In life we are given the most beautiful gift: to learn. Whether it is learning how to tie our shoes, drive a car, write out a check, or to learn that we are the curators of our very own lives. Personally, it had taken me a very long time to come to this realization- I am my own person and that I have full ownership of my own being. I am not defined by anyone, especially by the woman who chose to give me life and found it in herself to change her mind after I her daughter left her arms after birth.

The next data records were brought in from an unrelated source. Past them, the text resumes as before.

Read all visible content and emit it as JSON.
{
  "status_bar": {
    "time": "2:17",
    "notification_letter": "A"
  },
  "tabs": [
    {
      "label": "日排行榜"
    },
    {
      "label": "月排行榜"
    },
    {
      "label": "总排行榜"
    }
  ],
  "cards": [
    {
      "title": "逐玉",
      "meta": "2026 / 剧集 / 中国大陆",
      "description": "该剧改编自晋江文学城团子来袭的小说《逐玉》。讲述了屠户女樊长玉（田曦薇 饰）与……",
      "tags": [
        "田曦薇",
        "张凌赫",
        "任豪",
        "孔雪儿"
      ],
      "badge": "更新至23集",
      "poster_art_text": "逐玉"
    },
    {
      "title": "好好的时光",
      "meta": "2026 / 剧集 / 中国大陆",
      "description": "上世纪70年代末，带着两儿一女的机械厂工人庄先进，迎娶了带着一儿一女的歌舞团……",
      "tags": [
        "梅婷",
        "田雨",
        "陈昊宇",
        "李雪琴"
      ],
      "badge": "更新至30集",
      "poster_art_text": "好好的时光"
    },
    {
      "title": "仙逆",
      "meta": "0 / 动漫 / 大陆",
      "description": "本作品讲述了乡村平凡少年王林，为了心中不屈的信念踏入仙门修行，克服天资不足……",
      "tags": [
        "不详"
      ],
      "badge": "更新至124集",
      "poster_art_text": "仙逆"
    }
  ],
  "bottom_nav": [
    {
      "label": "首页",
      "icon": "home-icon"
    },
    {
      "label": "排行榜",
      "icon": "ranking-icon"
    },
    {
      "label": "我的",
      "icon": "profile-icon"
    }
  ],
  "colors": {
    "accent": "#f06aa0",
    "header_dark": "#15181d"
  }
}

I have stumbled over one too many potholes on my walk to that very dark place. I had hurt others, failed the ones who did not deserve to be failed and with doing so, I had found that I was hurting myself just as much. I was in a pitch-black environment for a couple of years, but when I chose it was time to walk back home, I was absolutely determined to taking the very first step: letting go of the idea that I was not a replication of my mother. I was not the woman who had given birth to a child and found it in herself to abandon a new-born.

I hope sharing this piece of my life can enlighten those who are in the midst of trying to find themselves. Finding our most authentic selves does not happen over a time span of two years; finding ourselves takes our entire lifetime. However, never let anyone define who you are as a person. If we are given any choices in our lives, one choice is to choose be who we want to be. I have now taken pride in letting my deceased mother’s actions that she had made in her lifetime be hers and hers only.

As a nine-year-old-girl, I wanted to be anything other than my very own mother. As an adult now, I am who I want myself to be: kind, compassionate, sensitive, empathetic and a heart filled with overwhelming love. I chose those qualities for myself and you have the option to do so, too. Ginni Rometty once said, “Don’t let others define you. You define yourself.”